Это был еще один подвиг любви.
В ночь, которая последовала затем, Айгуль увидела Ремизова и Марию во сне. Оба они были довольны и радостно благодарили ее, а потом стали звать куда-то. Проснувшись на рассвете, она поняла, что ее уход тоже предрешен.
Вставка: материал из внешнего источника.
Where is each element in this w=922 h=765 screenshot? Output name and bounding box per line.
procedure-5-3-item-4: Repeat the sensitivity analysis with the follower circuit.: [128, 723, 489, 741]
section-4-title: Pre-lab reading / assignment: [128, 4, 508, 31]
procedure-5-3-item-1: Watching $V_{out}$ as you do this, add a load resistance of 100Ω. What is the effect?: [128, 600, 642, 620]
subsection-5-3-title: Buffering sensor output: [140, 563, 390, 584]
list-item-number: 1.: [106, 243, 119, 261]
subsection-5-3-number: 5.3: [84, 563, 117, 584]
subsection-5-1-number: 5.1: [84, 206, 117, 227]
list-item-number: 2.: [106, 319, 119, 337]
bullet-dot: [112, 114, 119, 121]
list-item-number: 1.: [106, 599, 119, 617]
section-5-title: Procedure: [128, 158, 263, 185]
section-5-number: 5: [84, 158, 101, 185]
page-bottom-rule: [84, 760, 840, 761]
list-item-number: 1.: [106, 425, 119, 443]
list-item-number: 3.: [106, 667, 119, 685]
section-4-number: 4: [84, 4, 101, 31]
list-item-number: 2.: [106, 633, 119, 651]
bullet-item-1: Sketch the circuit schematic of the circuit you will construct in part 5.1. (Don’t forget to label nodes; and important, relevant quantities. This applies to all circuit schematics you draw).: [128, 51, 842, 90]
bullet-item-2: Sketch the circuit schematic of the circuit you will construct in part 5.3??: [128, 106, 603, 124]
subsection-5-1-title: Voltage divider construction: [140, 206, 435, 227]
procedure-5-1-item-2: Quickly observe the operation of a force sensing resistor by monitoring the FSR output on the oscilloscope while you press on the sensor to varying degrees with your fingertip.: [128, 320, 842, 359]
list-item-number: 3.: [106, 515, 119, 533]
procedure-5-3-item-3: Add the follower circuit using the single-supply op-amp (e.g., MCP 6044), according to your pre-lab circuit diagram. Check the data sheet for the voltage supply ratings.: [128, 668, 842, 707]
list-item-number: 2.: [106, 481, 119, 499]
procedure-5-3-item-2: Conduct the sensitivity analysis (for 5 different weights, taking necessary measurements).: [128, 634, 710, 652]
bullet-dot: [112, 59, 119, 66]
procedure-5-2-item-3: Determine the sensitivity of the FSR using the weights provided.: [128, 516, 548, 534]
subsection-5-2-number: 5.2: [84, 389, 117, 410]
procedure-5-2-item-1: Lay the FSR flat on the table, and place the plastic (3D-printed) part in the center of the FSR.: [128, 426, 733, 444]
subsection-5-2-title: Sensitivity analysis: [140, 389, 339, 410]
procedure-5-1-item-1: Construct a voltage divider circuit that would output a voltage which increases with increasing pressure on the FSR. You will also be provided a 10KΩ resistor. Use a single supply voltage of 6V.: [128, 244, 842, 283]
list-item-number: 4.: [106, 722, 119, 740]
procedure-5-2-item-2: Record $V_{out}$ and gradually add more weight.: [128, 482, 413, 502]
Именно после возвращения из Червонограда, посещения кладбища и увиденного сна-пророчества Айгуль пригласила меня для важного разговора:
- Вы, пожалуй, единственный человек, Диас Назихович, которому Руслан доверял всецело. И во многом вы уже знаете нашу историю. Поэтому я нисколько не испытываю стеснительности перед вами. Вот письма Ремизова Марии, написанные им в разные годы. Здесь же ее дневники. Я не читала их. Мне больно сейчас читать что-либо. Вот эта стопка - мои бумаги. Я думаю, будет обидно, восторжествует бессмысленность, если все прожитое людьми, в частности, нами, исчезнет из памяти, не оставит следа. Дарю все вам. Вы можете распоряжаться всеми этими письмами, свидетельствами, как один Бог вас рассудит. Если есть вопросы, спрашивайте.
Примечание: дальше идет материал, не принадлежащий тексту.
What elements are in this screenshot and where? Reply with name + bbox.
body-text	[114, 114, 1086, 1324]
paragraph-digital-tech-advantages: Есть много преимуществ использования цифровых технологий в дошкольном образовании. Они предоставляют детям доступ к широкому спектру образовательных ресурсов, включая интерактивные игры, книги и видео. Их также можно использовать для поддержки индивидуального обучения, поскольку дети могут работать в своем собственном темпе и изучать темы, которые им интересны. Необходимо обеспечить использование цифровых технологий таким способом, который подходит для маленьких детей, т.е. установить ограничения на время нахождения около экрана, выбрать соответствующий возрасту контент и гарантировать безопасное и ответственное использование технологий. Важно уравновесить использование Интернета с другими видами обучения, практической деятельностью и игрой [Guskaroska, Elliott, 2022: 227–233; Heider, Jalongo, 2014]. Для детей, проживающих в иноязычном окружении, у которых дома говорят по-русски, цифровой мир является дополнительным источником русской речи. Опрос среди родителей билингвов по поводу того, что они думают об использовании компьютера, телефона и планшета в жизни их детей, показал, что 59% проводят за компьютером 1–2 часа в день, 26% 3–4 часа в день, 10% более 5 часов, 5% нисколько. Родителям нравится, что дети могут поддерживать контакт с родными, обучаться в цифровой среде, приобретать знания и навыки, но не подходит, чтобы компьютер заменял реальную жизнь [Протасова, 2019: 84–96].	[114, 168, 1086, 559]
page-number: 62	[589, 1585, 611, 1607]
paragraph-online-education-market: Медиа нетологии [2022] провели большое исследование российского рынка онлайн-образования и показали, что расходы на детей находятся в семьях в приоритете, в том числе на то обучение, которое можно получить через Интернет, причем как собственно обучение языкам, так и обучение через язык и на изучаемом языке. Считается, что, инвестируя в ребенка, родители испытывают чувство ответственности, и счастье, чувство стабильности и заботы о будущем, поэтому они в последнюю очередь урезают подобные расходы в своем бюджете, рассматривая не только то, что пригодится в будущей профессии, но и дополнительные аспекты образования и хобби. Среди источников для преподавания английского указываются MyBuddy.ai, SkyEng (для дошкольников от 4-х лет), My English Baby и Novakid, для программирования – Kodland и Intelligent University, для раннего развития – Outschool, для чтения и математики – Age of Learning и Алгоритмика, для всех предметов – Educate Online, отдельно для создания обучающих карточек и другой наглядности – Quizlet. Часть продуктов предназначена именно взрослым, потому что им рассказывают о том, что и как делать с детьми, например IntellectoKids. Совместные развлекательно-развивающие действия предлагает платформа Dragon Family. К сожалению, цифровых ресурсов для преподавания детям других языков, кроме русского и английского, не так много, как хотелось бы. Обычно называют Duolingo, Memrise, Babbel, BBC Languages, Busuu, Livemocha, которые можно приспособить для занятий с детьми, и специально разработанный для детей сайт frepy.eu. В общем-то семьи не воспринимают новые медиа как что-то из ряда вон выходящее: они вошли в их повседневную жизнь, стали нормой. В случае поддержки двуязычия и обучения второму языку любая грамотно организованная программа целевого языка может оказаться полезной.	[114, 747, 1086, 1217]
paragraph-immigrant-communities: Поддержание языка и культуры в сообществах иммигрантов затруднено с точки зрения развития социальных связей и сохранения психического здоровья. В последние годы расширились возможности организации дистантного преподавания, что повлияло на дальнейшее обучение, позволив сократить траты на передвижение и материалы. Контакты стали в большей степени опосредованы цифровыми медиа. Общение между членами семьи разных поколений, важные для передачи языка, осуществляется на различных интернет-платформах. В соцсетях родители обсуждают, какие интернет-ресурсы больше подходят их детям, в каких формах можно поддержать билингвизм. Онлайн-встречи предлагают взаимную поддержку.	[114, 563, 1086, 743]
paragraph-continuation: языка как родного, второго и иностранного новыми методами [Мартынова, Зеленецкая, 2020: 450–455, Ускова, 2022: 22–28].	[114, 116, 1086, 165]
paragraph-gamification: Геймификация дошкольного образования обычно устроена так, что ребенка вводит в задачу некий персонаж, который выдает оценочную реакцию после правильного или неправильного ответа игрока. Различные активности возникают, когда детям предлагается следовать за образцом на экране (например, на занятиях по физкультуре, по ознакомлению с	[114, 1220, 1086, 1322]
- Да Бог с вами, Айгуль! Вы говорите так, словно прощаетесь.
- Мы с вами уже не молоды. Мы можем все говорить. Я полагаю: смерти нет. Есть форма перехода в другую жизнь. Впрочем, оставим эту тему. Я просто чувствую: скоро. Я знаю своего Руслана. При жизни он тосковал по Марии и соединился с ней только в миг ухода отсюда. Там он будет тосковать по мне. Вечен его роман с Марией. Вечен и мой роман с ним. Все вечно.
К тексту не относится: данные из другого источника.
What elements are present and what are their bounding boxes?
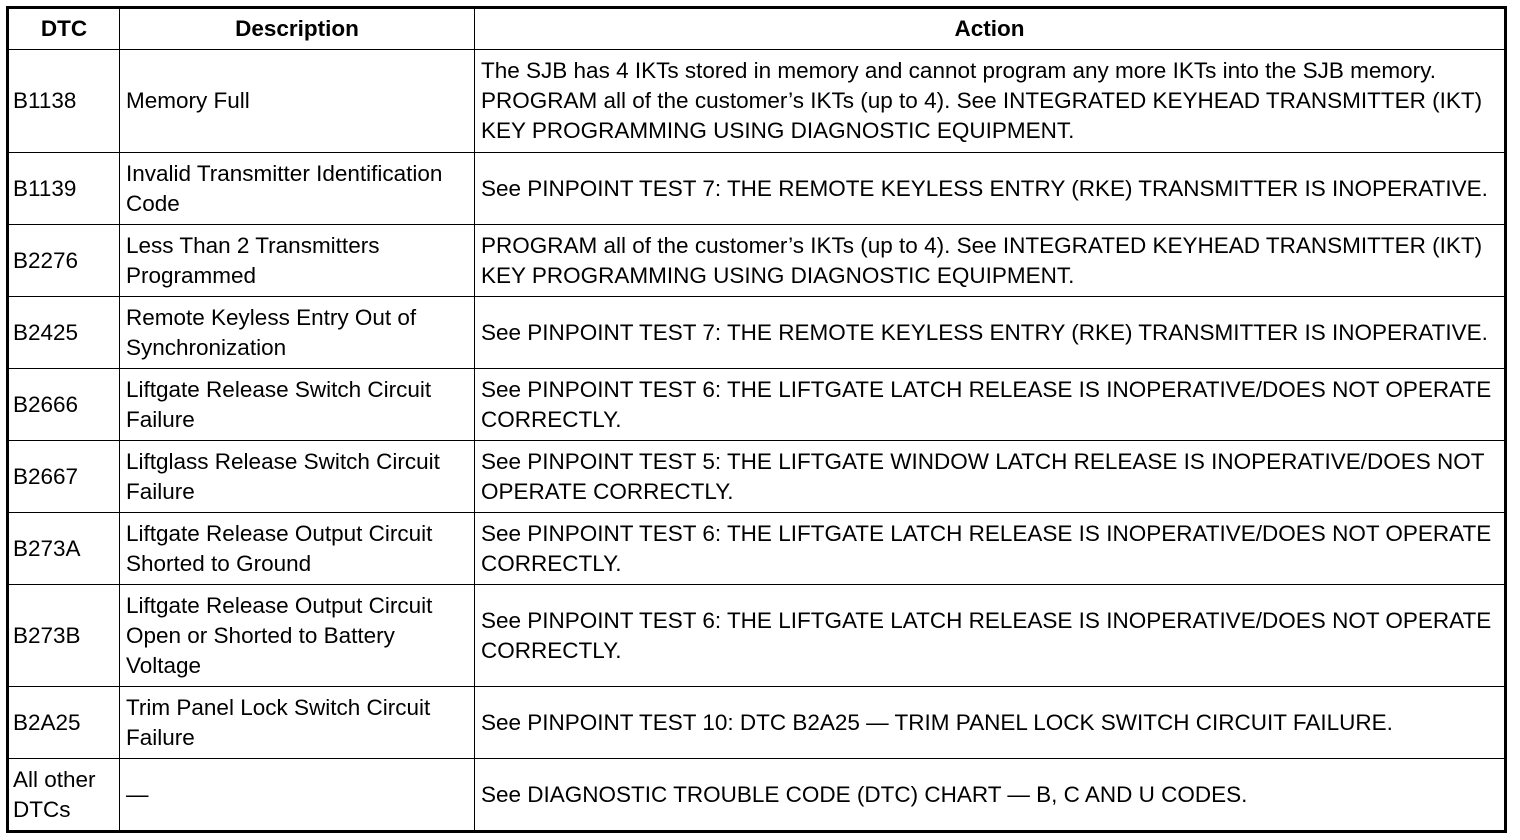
- dtc-action: See PINPOINT TEST 6: THE LIFTGATE LATCH RELEASE IS INOPERATIVE/DOES NOT OPERATE CORRECTLY.: [475, 513, 1506, 585]
- dtc-description: —: [120, 759, 475, 832]
- header-action: Action: [475, 8, 1506, 50]
- dtc-code: B273B: [8, 585, 120, 687]
- table-row: [8, 153, 1506, 225]
- table-header-row: [8, 8, 1506, 50]
- dtc-action: See PINPOINT TEST 5: THE LIFTGATE WINDOW LATCH RELEASE IS INOPERATIVE/DOES NOT OPERATE CORRECTLY.: [475, 441, 1506, 513]
- dtc-action: See PINPOINT TEST 7: THE REMOTE KEYLESS ENTRY (RKE) TRANSMITTER IS INOPERATIVE.: [475, 153, 1506, 225]
- dtc-description: Remote Keyless Entry Out of Synchronization: [120, 297, 475, 369]
- dtc-code: B273A: [8, 513, 120, 585]
- table-row: [8, 759, 1506, 832]
- dtc-description: Liftgate Release Switch Circuit Failure: [120, 369, 475, 441]
- dtc-description: Invalid Transmitter Identification Code: [120, 153, 475, 225]
- dtc-code: B2425: [8, 297, 120, 369]
- dtc-code: B2666: [8, 369, 120, 441]
- dtc-table: [6, 6, 1507, 833]
- dtc-action: PROGRAM all of the customer’s IKTs (up to 4). See INTEGRATED KEYHEAD TRANSMITTER (IKT) KEY PROGRAMMING USING DIAGNOSTIC EQUIPMENT.: [475, 225, 1506, 297]
- dtc-code: B1138: [8, 50, 120, 153]
- dtc-description: Liftgate Release Output Circuit Open or Shorted to Battery Voltage: [120, 585, 475, 687]
- table-row: [8, 297, 1506, 369]
- dtc-description: Trim Panel Lock Switch Circuit Failure: [120, 687, 475, 759]
- dtc-action: The SJB has 4 IKTs stored in memory and cannot program any more IKTs into the SJB memory. PROGRAM all of the customer’s IKTs (up to 4). See INTEGRATED KEYHEAD TRANSMITTER (IKT) KEY PROGRAMMING USING DIAGNOSTIC EQUIPMENT.: [475, 50, 1506, 153]
- dtc-description: Less Than 2 Transmitters Programmed: [120, 225, 475, 297]
- header-dtc: DTC: [8, 8, 120, 50]
- dtc-code: B2667: [8, 441, 120, 513]
- dtc-description: Memory Full: [120, 50, 475, 153]
- table-row: [8, 687, 1506, 759]
- dtc-action: See DIAGNOSTIC TROUBLE CODE (DTC) CHART — B, C AND U CODES.: [475, 759, 1506, 832]
- table-row: [8, 513, 1506, 585]
- dtc-action: See PINPOINT TEST 10: DTC B2A25 — TRIM PANEL LOCK SWITCH CIRCUIT FAILURE.: [475, 687, 1506, 759]
- dtc-code: All other DTCs: [8, 759, 120, 832]
- dtc-code: B2A25: [8, 687, 120, 759]
- header-description: Description: [120, 8, 475, 50]
- table-row: [8, 50, 1506, 153]
- table-row: [8, 585, 1506, 687]
- dtc-action: See PINPOINT TEST 6: THE LIFTGATE LATCH RELEASE IS INOPERATIVE/DOES NOT OPERATE CORRECTLY.: [475, 585, 1506, 687]
- table-row: [8, 225, 1506, 297]
- table-row: [8, 369, 1506, 441]
- dtc-action: See PINPOINT TEST 6: THE LIFTGATE LATCH RELEASE IS INOPERATIVE/DOES NOT OPERATE CORRECTLY.: [475, 369, 1506, 441]
- dtc-action: See PINPOINT TEST 7: THE REMOTE KEYLESS ENTRY (RKE) TRANSMITTER IS INOPERATIVE.: [475, 297, 1506, 369]
- dtc-code: B2276: [8, 225, 120, 297]
- dtc-description: Liftglass Release Switch Circuit Failure: [120, 441, 475, 513]
- dtc-description: Liftgate Release Output Circuit Shorted to Ground: [120, 513, 475, 585]
- table-row: [8, 441, 1506, 513]
- dtc-code: B1139: [8, 153, 120, 225]
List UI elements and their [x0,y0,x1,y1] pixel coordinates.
Женщина говорила спокойно, ровно и уверенно, и я поражался ее потрясающему самообладанию. Ни одной слезинки не было на ее красивом смуглом восточном лице. Ни одной гримасы боли или страдания.
Мы говорили в тот вечер долго, несколько часов кряду. Меня глубоко заинтересовала необыкновенная, протянувшаяся через десятилетия история любви этих чистых славных людей. И восхитила, а с другой стороны, привела в трепет спокойная, бесстрашная готовность этой женщины пойти вслед за ушедшими.

XVII

Еще одно совершенно поразительное видение в те дни открылось мне.
На сороковины со дня ухода Руслана Ремизова и Марии Вересовой я, проезжая утром на трамвае мимо Арского кладбища, решил заглянуть туда.
Я сошел на остановке Абжалилова и, пройдя мимо бензоколонки, вошел в ворота кладбища. Снег еще лежал на земле, серый, грязный, полурастаявший, но дыхание приближающейся весны уже чувствовалось. В ветвях деревьев наливались и все больше набухали почки. Какой-то месяц времени, и апрель, стоявший у порога, полностью обнажит землю, взорвет ее ошалевшим теплом солнца, первой зеленью трав и кустарников.
Еще издалека у могилы Ремизова я заметил тонкий женский силуэт. Мне были уже хорошо знакомы фотографии Марии, и мне показалось, что я вижу прекрасное женское лицо и толстую косу, ниспадающую на левое плечо. Когда я приблизился ближе, силуэт, словно растаяв в воздухе, растворился, исчез.
У меня не возникло страха. В душе проснулось только острое чувство любопытства.
Что означало это странное видение, подумал я. Знак того, что они соединились друг с другом? Были вместе? Что любовь их продолжается и за гробом? Вечно?
Я вышел с кладбища. По трассе несся нескончаемый поток машин. Со скучными лицами на остановке толпились люди, ожидая трамвая. Моросило.